Apple will launch a mobile phone in January, and it will become available during 2007. It will be a lovely bit of kit, a pleasure to behold, and its limited functionality will be easy to access and use. The Apple phone will be exclusive to one of the major networks in each territory and some customers will switch networks just to get it, but not as many as had been hoped. As customers start to realise that the competition offers better functionality at a lower price, by negotiating a better subsidy, sales will stagnate. After a year a new version will be launched, but it will lack the innovation of the first and quickly vanish. The only question remaining is if, when the iPod phone fails, it will take the iPod with it.  [emphasis added]

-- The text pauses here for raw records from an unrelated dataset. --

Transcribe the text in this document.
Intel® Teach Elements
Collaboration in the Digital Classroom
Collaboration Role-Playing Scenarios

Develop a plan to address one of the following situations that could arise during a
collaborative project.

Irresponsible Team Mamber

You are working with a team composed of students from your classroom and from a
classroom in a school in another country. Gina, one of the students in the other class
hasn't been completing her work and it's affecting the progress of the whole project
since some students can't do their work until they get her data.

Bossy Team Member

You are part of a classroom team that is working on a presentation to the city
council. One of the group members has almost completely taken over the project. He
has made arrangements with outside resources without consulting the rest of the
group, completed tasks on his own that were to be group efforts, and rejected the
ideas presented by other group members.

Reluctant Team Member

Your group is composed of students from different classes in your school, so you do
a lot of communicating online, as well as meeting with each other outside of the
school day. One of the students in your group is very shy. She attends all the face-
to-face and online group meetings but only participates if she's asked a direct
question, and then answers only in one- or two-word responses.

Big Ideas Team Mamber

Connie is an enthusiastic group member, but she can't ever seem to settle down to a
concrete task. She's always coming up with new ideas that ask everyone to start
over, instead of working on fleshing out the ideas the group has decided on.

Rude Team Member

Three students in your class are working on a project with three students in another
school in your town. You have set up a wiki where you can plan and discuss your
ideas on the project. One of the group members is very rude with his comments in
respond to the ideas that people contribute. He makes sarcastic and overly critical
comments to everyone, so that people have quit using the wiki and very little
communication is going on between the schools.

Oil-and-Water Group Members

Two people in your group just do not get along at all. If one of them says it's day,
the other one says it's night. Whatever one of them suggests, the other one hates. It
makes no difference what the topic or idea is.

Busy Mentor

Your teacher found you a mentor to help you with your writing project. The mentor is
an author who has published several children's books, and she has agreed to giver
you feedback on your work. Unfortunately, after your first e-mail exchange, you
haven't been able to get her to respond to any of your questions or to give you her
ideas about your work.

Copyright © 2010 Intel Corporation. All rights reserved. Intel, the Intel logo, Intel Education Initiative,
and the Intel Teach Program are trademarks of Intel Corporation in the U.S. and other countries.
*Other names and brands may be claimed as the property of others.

I am not citing these analysts to mock them. Hindsight is 20/20 and it was quite reasonable at the time to assume that a new phone from Apple would confront the same issues that new phones from other companies confronted. What Apple ended up doing, however, was creating a phone that was so incredibly desirable to consumers that it completely restructured the industry, causing a massive shift of power away from the carriers.

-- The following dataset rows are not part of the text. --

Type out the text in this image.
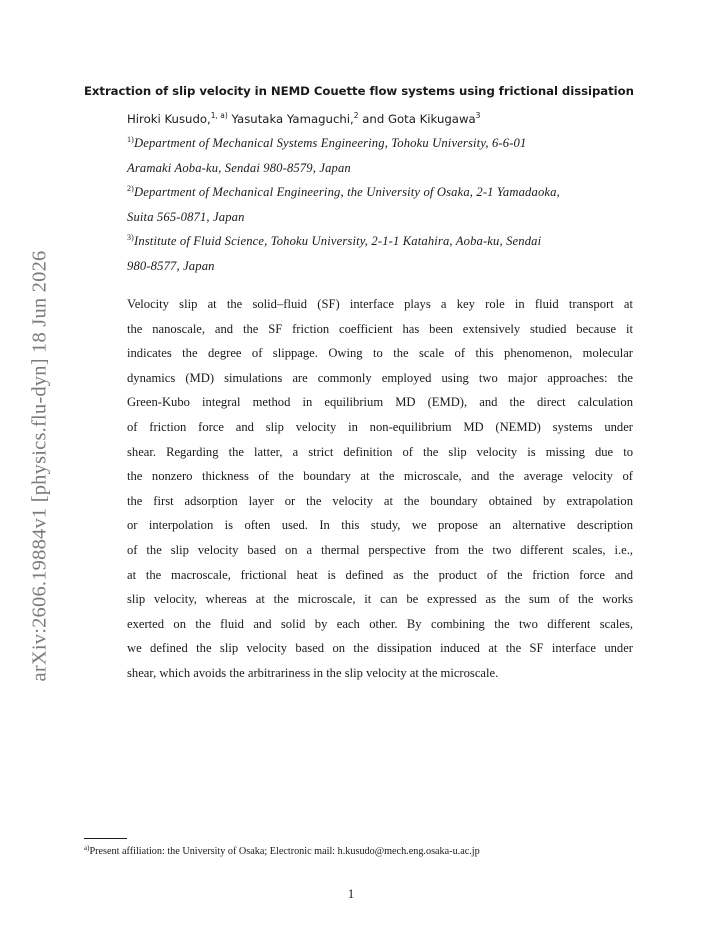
arXiv:2606.19884v1 [physics.flu-dyn] 18 Jun 2026
Extraction of slip velocity in NEMD Couette flow systems using frictional dissipation
Hiroki Kusudo,$^{1, a)}$ Yasutaka Yamaguchi,$^2$ and Gota Kikugawa$^3$
$^{1)}$Department of Mechanical Systems Engineering, Tohoku University, 6-6-01
Aramaki Aoba-ku, Sendai 980-8579, Japan
$^{2)}$Department of Mechanical Engineering, the University of Osaka, 2-1 Yamadaoka,
Suita 565-0871, Japan
$^{3)}$Institute of Fluid Science, Tohoku University, 2-1-1 Katahira, Aoba-ku, Sendai
980-8577, Japan
Velocity slip at the solid–fluid (SF) interface plays a key role in fluid transport at
the nanoscale, and the SF friction coefficient has been extensively studied because it
indicates the degree of slippage. Owing to the scale of this phenomenon, molecular
dynamics (MD) simulations are commonly employed using two major approaches: the
Green-Kubo integral method in equilibrium MD (EMD), and the direct calculation
of friction force and slip velocity in non-equilibrium MD (NEMD) systems under
shear. Regarding the latter, a strict definition of the slip velocity is missing due to
the nonzero thickness of the boundary at the microscale, and the average velocity of
the first adsorption layer or the velocity at the boundary obtained by extrapolation
or interpolation is often used. In this study, we propose an alternative description
of the slip velocity based on a thermal perspective from the two different scales, i.e.,
at the macroscale, frictional heat is defined as the product of the friction force and
slip velocity, whereas at the microscale, it can be expressed as the sum of the works
exerted on the fluid and solid by each other. By combining the two different scales,
we defined the slip velocity based on the dissipation induced at the SF interface under
shear, which avoids the arbitrariness in the slip velocity at the microscale.
$^{a)}$Present affiliation: the University of Osaka; Electronic mail: h.kusudo@mech.eng.osaka-u.ac.jp
1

Regarding the TV industry, here is what Steve Jobs said last year at AllThingsD:

Q: Is it time to throw out the interface for TV? Does television need a new human interface.

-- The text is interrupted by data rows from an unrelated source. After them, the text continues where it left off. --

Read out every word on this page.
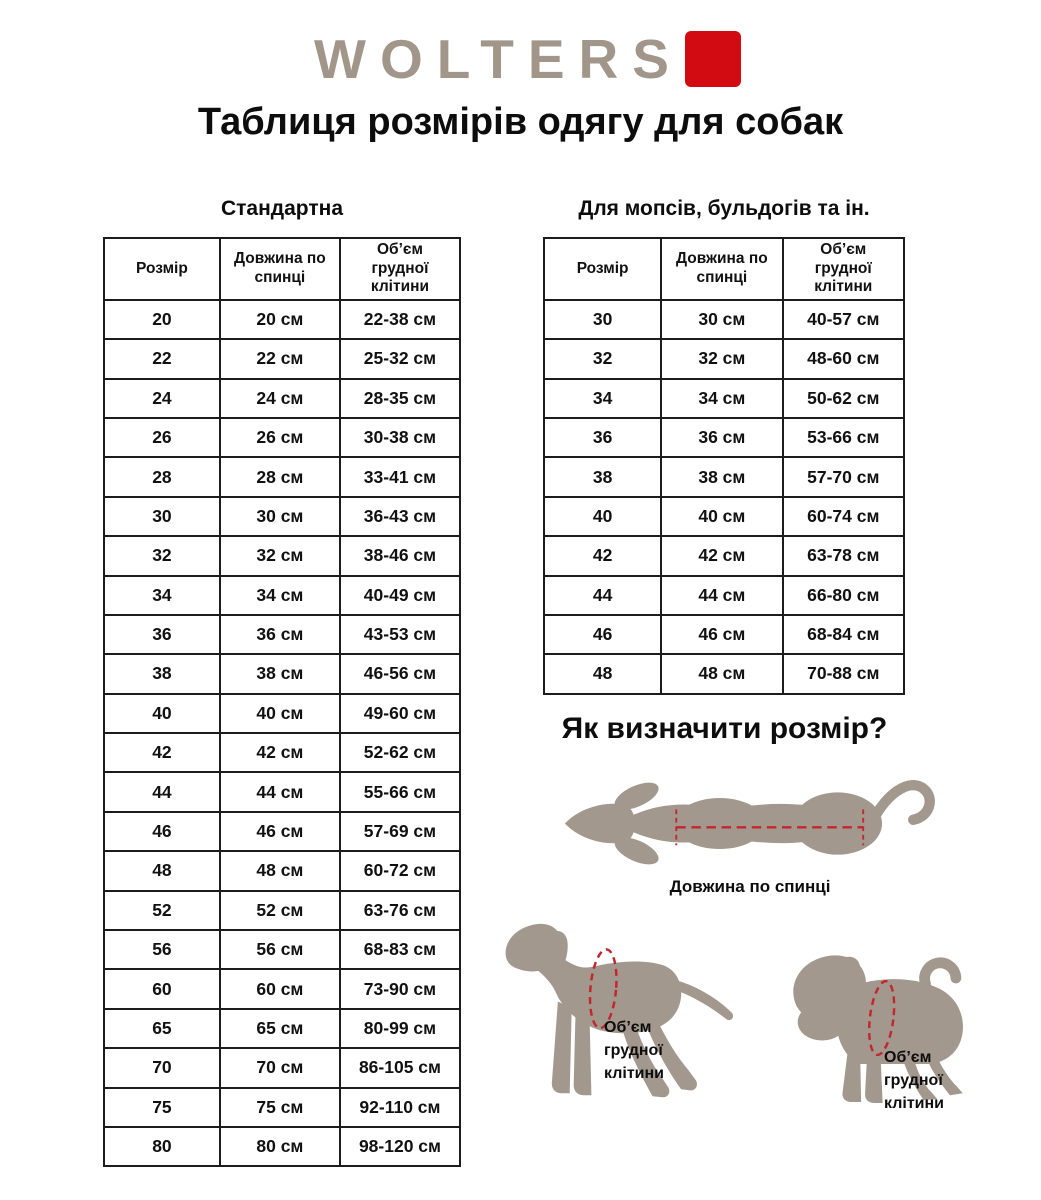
WOLTERS
Таблиця розмірів одягу для собак
Стандартна	Для мопсів, бульдогів та ін.
Розмір	Довжина по спинці	Об’єм грудної клітини
20	20 см	22-38 см
22	22 см	25-32 см
24	24 см	28-35 см
26	26 см	30-38 см
28	28 см	33-41 см
30	30 см	36-43 см
32	32 см	38-46 см
34	34 см	40-49 см
36	36 см	43-53 см
38	38 см	46-56 см
40	40 см	49-60 см
42	42 см	52-62 см
44	44 см	55-66 см
46	46 см	57-69 см
48	48 см	60-72 см
52	52 см	63-76 см
56	56 см	68-83 см
60	60 см	73-90 см
65	65 см	80-99 см
70	70 см	86-105 см
75	75 см	92-110 см
80	80 см	98-120 см
Розмір	Довжина по спинці	Об’єм грудної клітини
30	30 см	40-57 см
32	32 см	48-60 см
34	34 см	50-62 см
36	36 см	53-66 см
38	38 см	57-70 см
40	40 см	60-74 см
42	42 см	63-78 см
44	44 см	66-80 см
46	46 см	68-84 см
48	48 см	70-88 см
Як визначити розмір?
Довжина по спинці
Об’єм
грудної
клітини
Об’єм
грудної
клітини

A: The problem with innovation in the TV industry is the go-to-market strategy. The TV industry has a subsidized model that gives everyone a set top box for free. So no one wants to buy a box. Ask TiVo, ask Roku, ask us… ask Google in a few months. The television industry fundamentally has a subsidized business model that gives everyone a set-top box, and that pretty much undermines innovation in the sector. The only way this is going to change is if you start from scratch, tear up the box, redesign and get it to the consumer in a way that they want to buy it. But right now, there’s no way to do that….The TV is going to lose until there’s a viable go-to-market strategy. That’s the fundamental problem with the industry. It’s not a problem with the technology, it’s a problem with the go-to-market strategy….I’m sure smarter people than us will figure this out, but that’s why we say Apple TV is a hobby.

So Jobs doesn’t believe an “additional box” is a viable strategy for seriously entering the TV industry. This leaves three places to enter: 1) integrating into set top boxes, 2) integrating into other TVs, or 3) Apple creating its own TV. Regarding #1, the last thing the cable operators want is for internet-delivered programming that bypasses their cable channels to become widespread – they see that as the fast track to become a dumb pipe. Re #2: This just seems very unlike Apple – the most vertically integrated company in tech, and famous for wanting to control every aspect of the product and user experience.

Re #3, let’s imagine Apple develops a TV that is as groundbreaking as the iPhone was. The biggest problem “smart TVs” have today is that they need clunky IR transmitters to control set top boxes because the cable operators won’t willingly interoperate. So a new Apple TV would have to drum up such incredible consumer demand that the operators would feel compelled to support it. This does indeed seem harder in the TV than in the mobile industry. At least in the US you had 4 nationwide mobile operators at the time of the iPhone launch. In TV, consumers normally have at most two real choices for traditional cable programming – cable and satellite – and two real choices for two-way internet – cable and DSL/FIOS.

Perhaps Apple won’t enter the market due to its structure. But that didn’t stop them in mobile phones where the structure was similarly difficult. The mistake analysts made about the iPhone was to assume the current industry structure would be sustained after Apple’s entry. I’d be wary of making the same assumption about the TV industry.